Bob Feragan being sworn in as the eighth REA Administrator in 1978. (Photo courtesy NRECA)
Bob Feragan being sworn in as the eighth REA Administrator in 1978. (Photo courtesy NRECA)

Politics or government had always been the path to the office of administrator of the Rural Electrification Administration (REA)—until 1978, when President Jimmy Carter appointed electric cooperative veteran and public power executive Bob Feragen to succeed Dave Hamil.

Hamil had been speaker of the Colorado House of Representatives before his first appointment; he served twice, from 1956-1961 and 1969-1978. Claude Wickard (1945-1953) was secretary of Agriculture for five years, and then wound down his public service career a few doors down the hall at REA. Other REA administrators had served on state and federal commissions.

Feragen began his co-op career in the summer of 1961, when East River Electric Power Cooperative in Madison, S.D., hired him to write a film script about power supply in the Missouri River Basin. At the end of the summer, he stayed on as information director.

In 1963, he moved to Bismarck, N.D., to work for Basin Electric Power Cooperative, a brand new generation and transmission system that would grow rapidly into a regional giant. Seven years later, he moved to Massachusetts to head the Northeast Public Power Association and then, in 1975, the Massachusetts Municipal Wholesale Electric Company.

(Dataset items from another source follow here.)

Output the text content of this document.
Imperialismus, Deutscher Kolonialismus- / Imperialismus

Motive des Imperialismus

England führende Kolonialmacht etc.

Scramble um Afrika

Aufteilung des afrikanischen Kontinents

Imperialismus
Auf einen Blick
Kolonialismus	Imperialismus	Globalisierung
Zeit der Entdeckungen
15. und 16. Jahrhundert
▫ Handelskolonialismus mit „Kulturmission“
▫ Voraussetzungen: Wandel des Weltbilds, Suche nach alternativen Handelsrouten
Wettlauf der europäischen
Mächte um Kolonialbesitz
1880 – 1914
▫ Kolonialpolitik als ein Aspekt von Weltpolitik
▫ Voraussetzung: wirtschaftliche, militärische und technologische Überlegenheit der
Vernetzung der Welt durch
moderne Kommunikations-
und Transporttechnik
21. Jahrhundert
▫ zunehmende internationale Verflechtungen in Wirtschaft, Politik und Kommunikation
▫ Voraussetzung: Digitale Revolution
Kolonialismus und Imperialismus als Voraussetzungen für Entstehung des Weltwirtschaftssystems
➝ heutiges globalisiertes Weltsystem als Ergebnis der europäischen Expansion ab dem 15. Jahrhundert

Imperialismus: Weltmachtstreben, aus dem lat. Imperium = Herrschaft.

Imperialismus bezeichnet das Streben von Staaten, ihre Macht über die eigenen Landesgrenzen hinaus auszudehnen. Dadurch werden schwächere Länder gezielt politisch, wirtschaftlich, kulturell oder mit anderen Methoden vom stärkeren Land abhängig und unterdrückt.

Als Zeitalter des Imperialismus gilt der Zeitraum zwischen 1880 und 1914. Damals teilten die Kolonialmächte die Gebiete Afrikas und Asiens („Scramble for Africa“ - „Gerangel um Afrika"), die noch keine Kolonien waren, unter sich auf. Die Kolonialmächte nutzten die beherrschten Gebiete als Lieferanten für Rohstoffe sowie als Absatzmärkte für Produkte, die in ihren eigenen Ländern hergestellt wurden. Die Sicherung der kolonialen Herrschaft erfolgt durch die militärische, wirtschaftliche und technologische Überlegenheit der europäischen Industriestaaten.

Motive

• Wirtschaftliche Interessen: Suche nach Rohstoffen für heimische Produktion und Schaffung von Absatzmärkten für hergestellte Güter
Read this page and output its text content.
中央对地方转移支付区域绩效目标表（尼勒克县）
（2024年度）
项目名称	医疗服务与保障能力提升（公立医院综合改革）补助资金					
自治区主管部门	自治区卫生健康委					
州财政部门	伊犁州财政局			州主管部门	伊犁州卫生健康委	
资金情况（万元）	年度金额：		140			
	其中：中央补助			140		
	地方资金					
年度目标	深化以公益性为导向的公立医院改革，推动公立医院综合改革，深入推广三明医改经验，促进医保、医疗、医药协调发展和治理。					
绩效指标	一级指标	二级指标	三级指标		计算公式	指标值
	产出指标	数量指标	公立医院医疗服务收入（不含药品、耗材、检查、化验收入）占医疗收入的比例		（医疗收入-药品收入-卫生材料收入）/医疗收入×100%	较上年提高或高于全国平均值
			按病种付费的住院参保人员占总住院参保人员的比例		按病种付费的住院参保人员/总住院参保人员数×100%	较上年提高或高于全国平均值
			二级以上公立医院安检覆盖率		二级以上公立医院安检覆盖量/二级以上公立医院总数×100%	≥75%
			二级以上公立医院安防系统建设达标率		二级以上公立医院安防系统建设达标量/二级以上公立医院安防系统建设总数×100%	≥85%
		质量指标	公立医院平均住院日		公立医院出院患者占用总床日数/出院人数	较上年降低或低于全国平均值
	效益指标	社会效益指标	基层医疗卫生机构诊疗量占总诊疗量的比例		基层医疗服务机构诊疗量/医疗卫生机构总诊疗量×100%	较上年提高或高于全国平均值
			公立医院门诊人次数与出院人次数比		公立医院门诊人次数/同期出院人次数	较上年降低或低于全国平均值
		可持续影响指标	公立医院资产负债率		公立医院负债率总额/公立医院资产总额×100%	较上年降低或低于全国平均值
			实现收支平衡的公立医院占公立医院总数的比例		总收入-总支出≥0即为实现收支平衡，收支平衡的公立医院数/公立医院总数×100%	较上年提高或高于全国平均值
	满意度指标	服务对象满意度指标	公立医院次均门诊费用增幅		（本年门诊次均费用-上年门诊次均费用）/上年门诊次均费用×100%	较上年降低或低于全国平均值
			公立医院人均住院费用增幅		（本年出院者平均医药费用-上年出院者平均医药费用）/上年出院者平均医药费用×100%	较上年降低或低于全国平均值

He was a rising star in public power circles, and in July 1978, Hamil brought him to Washington to be his deputy. Three months later, Carter appointed him to succeed the Coloradan.

Tall and stooped with a long face and a languid voice, Feragen had a professorial demeanor. In fact, he’d taught literature at Texas A&M and the State University of New York at Plattsburgh for eight years in the 1950s.

He was a writer at heart, producing poems, stories, essays, and a novel over the years. He kept at it long after he retired in 1991 from his post-REA career at East River Electric, first as manager of administrative services and then general manager. In 2013, when he was 88, he self-published July’s Christmas Doll, a collection of seven Christmas stories fashioned from his memories of growing up in the Dakotas during the Great Depression.

Feragen’s poem “A Celebration of Success” closes NRECA’s coffee-table book The Next Greatest Thing. Over 10 long, lyrical stanzas, he celebrates the people living on “Prairie soil, or Allegheny hills, Bayou swamp, or Rocky Mountain passes.”

By trade and temperament, Feragen was drawn to the fifth cooperative principle, “education, training, and information.” During his time in Washington, that outlook was a magnet for people at NRECA and among the statewides, G&Ts, and local co-ops involved in communications work. In 1980, when NRECA held its first national communicators conference, Administrator Feragen was a keynote speaker.

In 1985, the year REA celebrated its 50th anniversary, he was asked by NRECA to write the first of four “Foundations of Rural Electrification” essays for RE Magazine. His topic was the importance of electric co-op communication programs, but he stretched that theme to discuss Jeffersonian-style participatory democracy and the “covenant” co-ops had with Congress: low-cost financing through REA in exchange for delivering reliable electric service on an area-coverage basis.

Jefferson saw “information [as] the premier obligation of democracy,” Feragen wrote, and democratically controlled “rural electric systems have come to realize that information programs which reach out to the consumer-owner are not budgetary luxuries but the essence of their rural community function.”

Co-ops promote “democratic life in the community [which] rests squarely upon the authority of the membership,” he continued. “It must be inclusive, rather than exclusive; associative rather than elite. The renewal of a rural cooperative will rest upon a communications ‘logic’ that focuses upon people, not upon the institution.”